The landscape of the housing market has shifted rapidly across the past three months from a buyer's market to a seller's market. With regards to COVID-19, several vaccinations are likely to rolled out in 2021, providing confidence that a sustainable solution will ultimately be found, and property market sentiment has surged. 

A range of government measures have led to significant shifts in buyer confidence and house price expectations, particularly through September and October 2020.

Alongside ultra-low interest rates, that make it typically cheaper to buy than to rent from a cashflow perspective - and proposed changes to responsible lending obligations - these measures have resulted in a materially increased demand for detached houses.

With only a low availability of stock of quality assets in popular areas, and increasing demand, this has been reflected by increasingly robust auction clearance rates, and it is projected that both Sydney and Melbourne will deliver capital growth in the range of 8-12 per cent in 2021.

Therefore, new highs for housing prices in Sydney and Melbourne are once again on the horizon.

In particular, houses with a high land value component and scarcity value are likely to enjoy very strong demand and capital growth, both in the short and long term.

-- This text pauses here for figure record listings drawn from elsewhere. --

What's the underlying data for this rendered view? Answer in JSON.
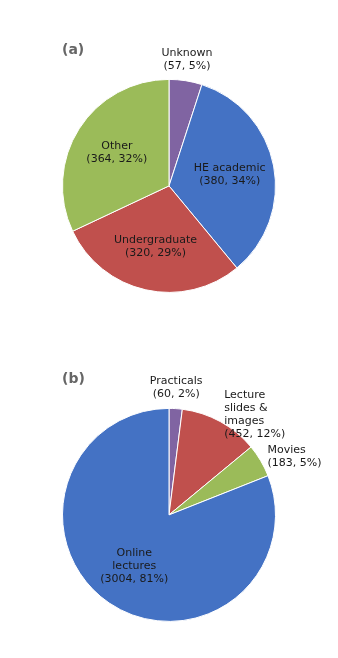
{
  "chart_data": [
    {
      "type": "pie",
      "title": "(a)",
      "categories": [
        "Unknown\n(57, 5%)",
        "HE academic\n(380, 34%)",
        "Undergraduate\n(320, 29%)",
        "Other\n(364, 32%)"
      ],
      "values": [
        5,
        34,
        29,
        32
      ],
      "colors": [
        "#8064A2",
        "#4472C4",
        "#C0504D",
        "#9BBB59"
      ]
    },
    {
      "type": "pie",
      "title": "(b)",
      "categories": [
        "Practicals\n(60, 2%)",
        "Lecture\nslides &\nimages\n(452, 12%)",
        "Movies\n(183, 5%)",
        "Online\nlectures\n(3004, 81%)"
      ],
      "values": [
        2,
        12,
        5,
        81
      ],
      "colors": [
        "#8064A2",
        "#C0504D",
        "#9BBB59",
        "#4472C4"
      ]
    }
  ]
}
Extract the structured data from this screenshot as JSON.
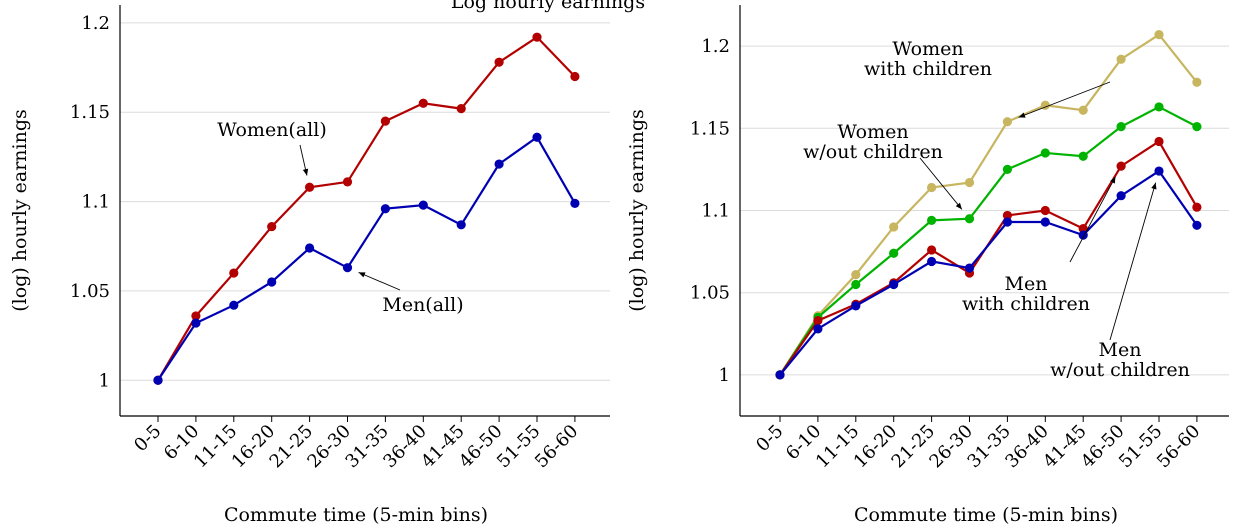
{
  "figure": {
    "title_fragment": "Log hourly earnings"
  },
  "chart_data": [
    {
      "type": "line",
      "xlabel": "Commute time (5-min bins)",
      "ylabel": "(log) hourly earnings",
      "categories": [
        "0-5",
        "6-10",
        "11-15",
        "16-20",
        "21-25",
        "26-30",
        "31-35",
        "36-40",
        "41-45",
        "46-50",
        "51-55",
        "56-60"
      ],
      "ylim": [
        0.98,
        1.21
      ],
      "yticks": [
        1,
        1.05,
        1.1,
        1.15,
        1.2
      ],
      "ytick_labels": [
        "1",
        "1.05",
        "1.1",
        "1.15",
        "1.2"
      ],
      "grid": true,
      "series": [
        {
          "name": "Women(all)",
          "color": "#b30000",
          "values": [
            1.0,
            1.036,
            1.06,
            1.086,
            1.108,
            1.111,
            1.145,
            1.155,
            1.152,
            1.178,
            1.192,
            1.17
          ]
        },
        {
          "name": "Men(all)",
          "color": "#0000b3",
          "values": [
            1.0,
            1.032,
            1.042,
            1.055,
            1.074,
            1.063,
            1.096,
            1.098,
            1.087,
            1.121,
            1.136,
            1.099
          ]
        }
      ],
      "annotations": [
        {
          "series": 0,
          "lines": [
            "Women(all)"
          ],
          "point_index": 4
        },
        {
          "series": 1,
          "lines": [
            "Men(all)"
          ],
          "point_index": 5
        }
      ]
    },
    {
      "type": "line",
      "xlabel": "Commute time (5-min bins)",
      "ylabel": "(log) hourly earnings",
      "categories": [
        "0-5",
        "6-10",
        "11-15",
        "16-20",
        "21-25",
        "26-30",
        "31-35",
        "36-40",
        "41-45",
        "46-50",
        "51-55",
        "56-60"
      ],
      "ylim": [
        0.975,
        1.225
      ],
      "yticks": [
        1,
        1.05,
        1.1,
        1.15,
        1.2
      ],
      "ytick_labels": [
        "1",
        "1.05",
        "1.1",
        "1.15",
        "1.2"
      ],
      "grid": true,
      "series": [
        {
          "name": "Women with children",
          "color": "#c8b560",
          "values": [
            1.0,
            1.036,
            1.061,
            1.09,
            1.114,
            1.117,
            1.154,
            1.164,
            1.161,
            1.192,
            1.207,
            1.178
          ]
        },
        {
          "name": "Women w/out children",
          "color": "#00b300",
          "values": [
            1.0,
            1.035,
            1.055,
            1.074,
            1.094,
            1.095,
            1.125,
            1.135,
            1.133,
            1.151,
            1.163,
            1.151
          ]
        },
        {
          "name": "Men with children",
          "color": "#b30000",
          "values": [
            1.0,
            1.033,
            1.043,
            1.056,
            1.076,
            1.062,
            1.097,
            1.1,
            1.089,
            1.127,
            1.142,
            1.102
          ]
        },
        {
          "name": "Men w/out children",
          "color": "#0000b3",
          "values": [
            1.0,
            1.028,
            1.042,
            1.055,
            1.069,
            1.065,
            1.093,
            1.093,
            1.085,
            1.109,
            1.124,
            1.091
          ]
        }
      ],
      "annotations": [
        {
          "series": 0,
          "lines": [
            "Women",
            "with children"
          ],
          "point_index": 6
        },
        {
          "series": 1,
          "lines": [
            "Women",
            "w/out children"
          ],
          "point_index": 5
        },
        {
          "series": 2,
          "lines": [
            "Men",
            "with children"
          ],
          "point_index": 9
        },
        {
          "series": 3,
          "lines": [
            "Men",
            "w/out children"
          ],
          "point_index": 10
        }
      ]
    }
  ]
}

Our market research shows that some sectors of the housing market continue to represent a high risk at the present time, in particular inner-city apartment markets, which are oversupplied and are experiencing falling rents as Australians look to avoid the higher density locations.

These risks, combined with higher vacancy rates and increased serviceability (i.e. cashflow) risk, have made inner-city apartments less attractive to investors, who represent the main cohort of buyers in these locations.